Copeland was a lifelong influence on Hawkins, who recalled during a 2019 interview that he received a copy of the band's Zenyatta Mondatta album from his brother in 1982. It came with a mission statement. "If you want to be good, you have to play it like this guy," his sibling advised.
Hawkins took the advice to heart and scrounged to put together a kit piecemeal, bit by bit. He smiled, recalling how he ordered cymbals out of the Sears catalog as he moved close to completing his setup. Ultimately, it was a formative time. As he shared later in the interview, he grew to consider Copeland and Queen drummer Roger Taylor his two biggest influences.

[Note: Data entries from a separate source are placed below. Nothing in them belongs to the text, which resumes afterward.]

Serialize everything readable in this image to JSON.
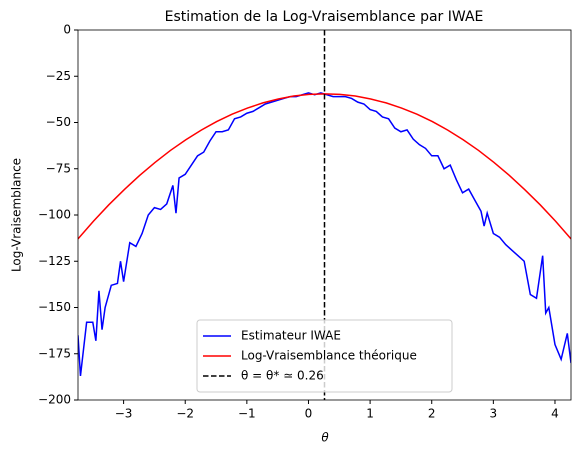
{
  "chart_data": {
    "type": "line",
    "title": "Estimation de la Log-Vraisemblance par IWAE",
    "xlabel": "θ",
    "ylabel": "Log-Vraisemblance",
    "xlim": [
      -3.74,
      4.26
    ],
    "ylim": [
      -200,
      0
    ],
    "xticks": [
      {
        "value": -3,
        "label": "−3"
      },
      {
        "value": -2,
        "label": "−2"
      },
      {
        "value": -1,
        "label": "−1"
      },
      0,
      1,
      2,
      3,
      4
    ],
    "yticks": [
      {
        "value": -200,
        "label": "−200"
      },
      {
        "value": -175,
        "label": "−175"
      },
      {
        "value": -150,
        "label": "−150"
      },
      {
        "value": -125,
        "label": "−125"
      },
      {
        "value": -100,
        "label": "−100"
      },
      {
        "value": -75,
        "label": "−75"
      },
      {
        "value": -50,
        "label": "−50"
      },
      {
        "value": -25,
        "label": "−25"
      },
      0
    ],
    "legend": "lower center",
    "series": [
      {
        "name": "Estimateur IWAE",
        "color": "#0000ff",
        "x": [
          -3.74,
          -3.7,
          -3.6,
          -3.5,
          -3.45,
          -3.4,
          -3.35,
          -3.3,
          -3.2,
          -3.1,
          -3.05,
          -3.0,
          -2.9,
          -2.8,
          -2.7,
          -2.6,
          -2.5,
          -2.4,
          -2.3,
          -2.2,
          -2.15,
          -2.1,
          -2.0,
          -1.9,
          -1.8,
          -1.7,
          -1.6,
          -1.5,
          -1.4,
          -1.3,
          -1.2,
          -1.1,
          -1.0,
          -0.9,
          -0.8,
          -0.7,
          -0.6,
          -0.5,
          -0.4,
          -0.3,
          -0.2,
          -0.1,
          0.0,
          0.1,
          0.2,
          0.3,
          0.4,
          0.5,
          0.6,
          0.7,
          0.8,
          0.9,
          1.0,
          1.1,
          1.2,
          1.3,
          1.4,
          1.5,
          1.6,
          1.7,
          1.8,
          1.9,
          2.0,
          2.1,
          2.2,
          2.3,
          2.4,
          2.5,
          2.6,
          2.7,
          2.8,
          2.85,
          2.9,
          3.0,
          3.1,
          3.2,
          3.3,
          3.4,
          3.5,
          3.6,
          3.7,
          3.8,
          3.85,
          3.9,
          4.0,
          4.1,
          4.2,
          4.26
        ],
        "values": [
          -165,
          -187,
          -158,
          -158,
          -168,
          -141,
          -162,
          -150,
          -138,
          -137,
          -125,
          -136,
          -115,
          -117,
          -110,
          -100,
          -96,
          -97,
          -94,
          -84,
          -99,
          -80,
          -78,
          -73,
          -68,
          -66,
          -60,
          -55,
          -55,
          -54,
          -48,
          -47,
          -45,
          -44,
          -42,
          -40,
          -39,
          -38,
          -37,
          -36,
          -36,
          -35,
          -34,
          -35,
          -34,
          -35,
          -36,
          -36,
          -36,
          -37,
          -39,
          -40,
          -43,
          -44,
          -47,
          -48,
          -53,
          -55,
          -54,
          -59,
          -62,
          -64,
          -68,
          -68,
          -75,
          -73,
          -81,
          -88,
          -86,
          -92,
          -98,
          -106,
          -99,
          -110,
          -112,
          -116,
          -119,
          -122,
          -125,
          -143,
          -145,
          -122,
          -153,
          -150,
          -170,
          -178,
          -164,
          -180
        ]
      },
      {
        "name": "Log-Vraisemblance théorique",
        "color": "#ff0000",
        "x": [
          -3.74,
          -3.49,
          -3.24,
          -2.99,
          -2.74,
          -2.49,
          -2.24,
          -1.99,
          -1.74,
          -1.49,
          -1.24,
          -0.99,
          -0.74,
          -0.49,
          -0.24,
          0.01,
          0.26,
          0.51,
          0.76,
          1.01,
          1.26,
          1.51,
          1.76,
          2.01,
          2.26,
          2.51,
          2.76,
          3.01,
          3.26,
          3.51,
          3.76,
          4.01,
          4.26
        ],
        "values": [
          -112.9,
          -103.4,
          -94.5,
          -86.3,
          -78.6,
          -71.6,
          -65.1,
          -59.3,
          -54.1,
          -49.5,
          -45.5,
          -42.2,
          -39.4,
          -37.3,
          -35.7,
          -34.8,
          -34.5,
          -34.8,
          -35.7,
          -37.3,
          -39.4,
          -42.2,
          -45.5,
          -49.5,
          -54.1,
          -59.3,
          -65.1,
          -71.6,
          -78.6,
          -86.3,
          -94.5,
          -103.4,
          -112.9
        ]
      }
    ],
    "vline": {
      "name": "θ = θ* ≃ 0.26",
      "x": 0.26,
      "color": "#000000"
    }
  }
}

The pair would later meet in 2005, and it was a heady experience as Copeland recalled in a conversation with Variety following the passing of his friend. "The first time I met [Foo Fighters] in 2005, they called out of the blue and invited me onto their jet to fly to San Francisco, do a song with them at a show and then do a runner over to New York, where they did 24 hours straight on MTV," he remembered. "That’s where I got to know the guys. Jesus Christ! That is some stamina for those youngsters. It was good fun."
The initial encounter came prior to the eventual Police reunion trek that happened in 2007. Copeland admitted he hadn't been woodshedding when the Foos approached him. "I hadn’t seen my drums in a long time, but I only had to get through one song, and they knew it." Foo Fighters would eventually open for the Police during the Los Angeles stop of their reunion tour.
In Hawkins, Copeland found a kindred spirit, which led to a friendship that spanned nearly 20 years."We enjoyed each other’s company. Much more than guitarists do," he told Rolling Stone earlier this year. "You would think we would be more competitive, because there’s only one drum set on stage and you can have any number of amps. But for some reason we like extra rhythm clattering around us."
Though the late drummer was a Copeland acolyte, the drum legend was quick to note that Hawkins definitely forged his own path. "The first time I heard of the Foo Fighters was something like, 'Hey, there’s this band out there selling a gazillion records, and the drummer says it’s all your shit,'" he told Variety. "So I checked it out, and I didn’t hear any of my stuff. I heard his stuff. Maybe that might have been the source of his inspiration, but he certainly did his own thing with it."
Hawkins will be honored at a second tribute concert in Los Angeles on Sept. 27.